A deficiency of iodine leads to decreased production of T3 and T4, enlarges  the thyroid tissue and will cause the disease known as goitre.

Thyroid hormones are transported by Thyroid-Binding Globulin

Thyroxine binding globulin (TBG), a glycoprotein binds T4 and T3 and has the capacity to bind 20 μg/dL of plasma.

Diseases

1. Hyperthyroidism (an example is Graves Disease) is the clinical syndrome caused by an excess of circulating free thyroxine, free triiodothyronine, or both. It is a common disorder that affects approximately 2% of women and 0.2% of men.

2 Hypothyroidism (an example is Hashimoto’s thyroiditis) is the case where there is a deficiency of thyroxine, triiodiothyronine, or both.

CLASSIFICATION OF LIPIDS

Lipids are classified as follows:

1. Simple lipids: Esters of fatty acids with various alcohols.

(a) Fats: Esters of fatty acids with glycerol. Oils are fats in the liquid state.
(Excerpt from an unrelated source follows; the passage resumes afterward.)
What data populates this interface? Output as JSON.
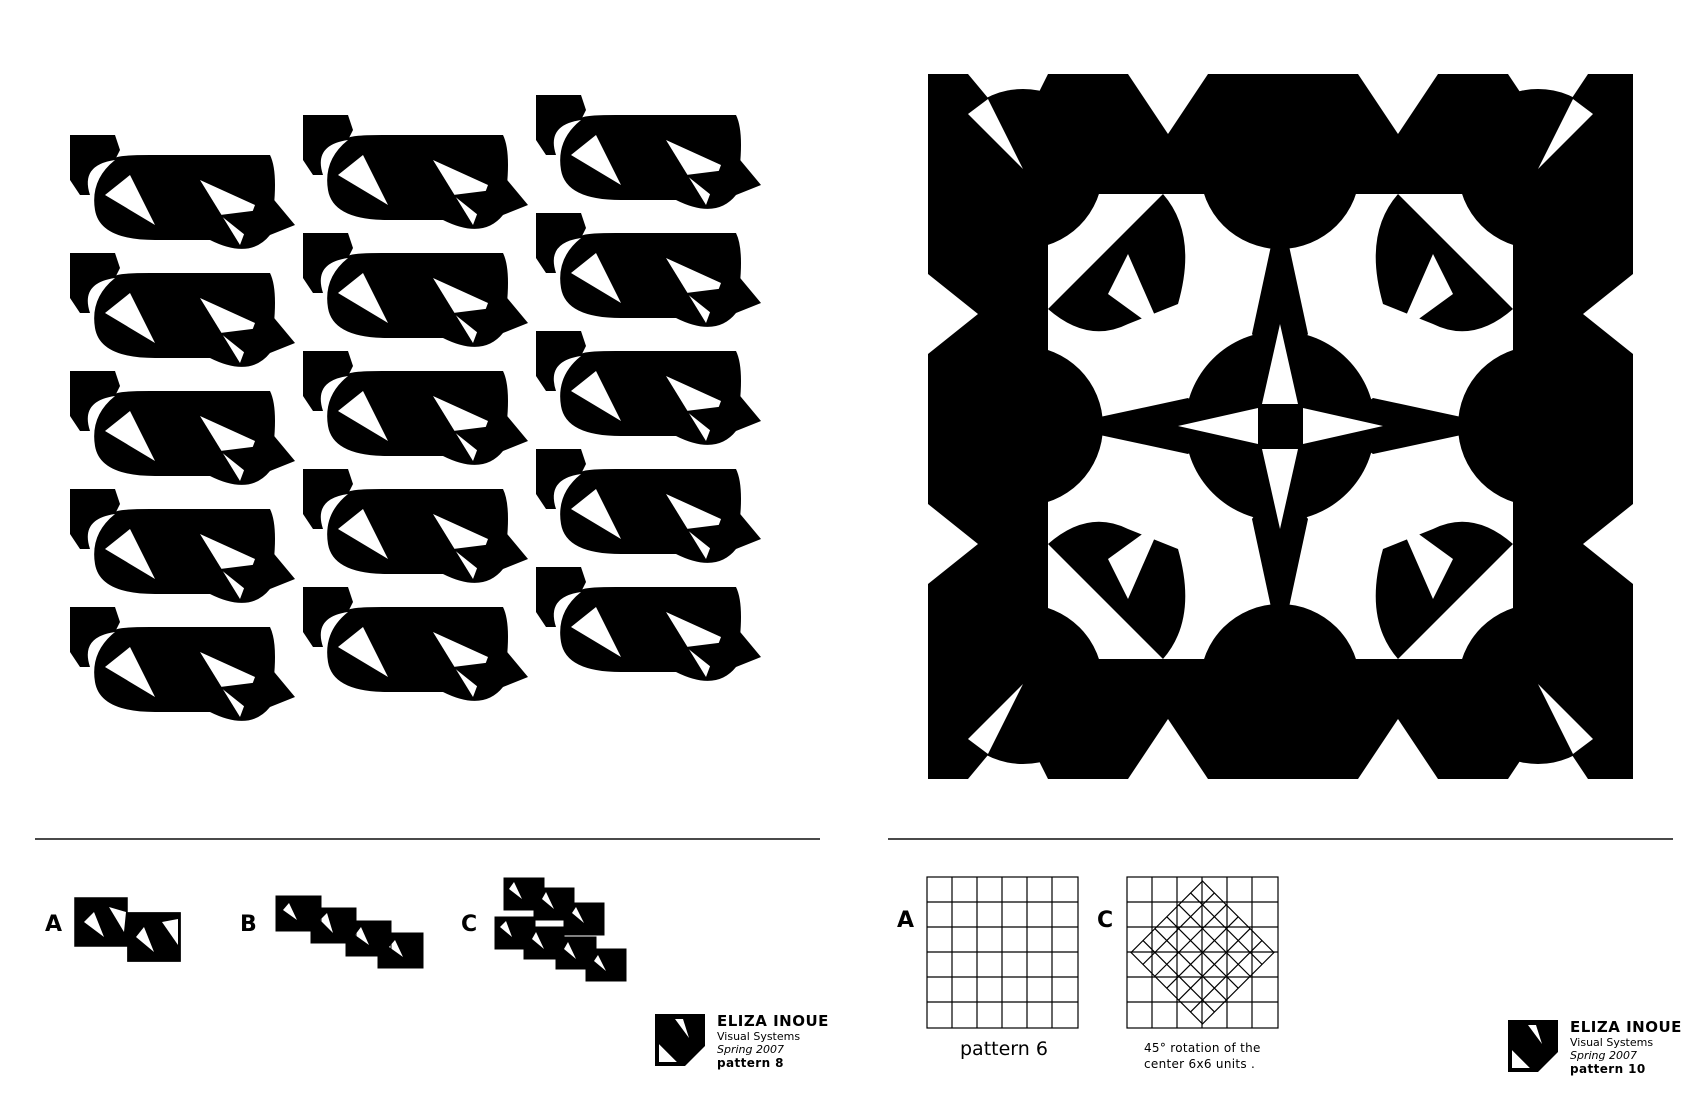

A long-chain carboxylic acid; those in animal fats and vegetable oils often have 12–22 carbon atoms.

(b) Waxes: Esters of fatty acids with higher molecular weight monohydric alcohols. Waxes are carboxylic acid esters, RCOOR’ ,with long, straight hydrocarbon chains in both R groups

2. Complex lipids: Esters of fatty acids containing groups in addition to an alcohol and a fatty acid.

(a) Phospholipids: Lipids containing, in addition to fatty acids and an alcohol, a phosphoric acid residue. They frequently have nitrogen containing bases and other substituents,

Eg  glycerophospholipids the alcohol is glycerol

     sphingophospholipids the alcohol is sphingosine.

(b) Glycolipids (glycosphingolipids): Lipids containing a fatty acid, sphingosine, and carbohydrate. These lipids contain a fatty acid, carbohydrate and nitrogenous base. The alcohol  is sphingosine, hence they are also called as glycosphingolipids. Clycerol  and phosphate  are absent  

e.g., cerebrosides, gangliosides.

(c) Other complex lipids: Lipids such as sulfolipids and aminolipids. Lipoproteins may also be placed in this category.

3. Precursor and derived lipids: These include fatty acids, glycerol, steroids, other alcohols, fatty aldehydes, and ketone bodies, hydrocarbons, lipid soluble vitamins, and hormones. Because they are uncharged, acylglycerols (glycerides), cholesterol, and cholesteryl esters are termed neutral lipids

4. Miscellaneous lipids: These include a large number of compounds possessing the characteristics of lipids e.g., carotenoids, squalene, hydrocarbons such as pentacosane (in bees wax), terpenes etc.

NEUTRAL LIPIDS: The lipids which are uncharged are referred to as neutral lipids. These are mono-, di-, and triacylglycerols, cholesterol and cholesteryl esters.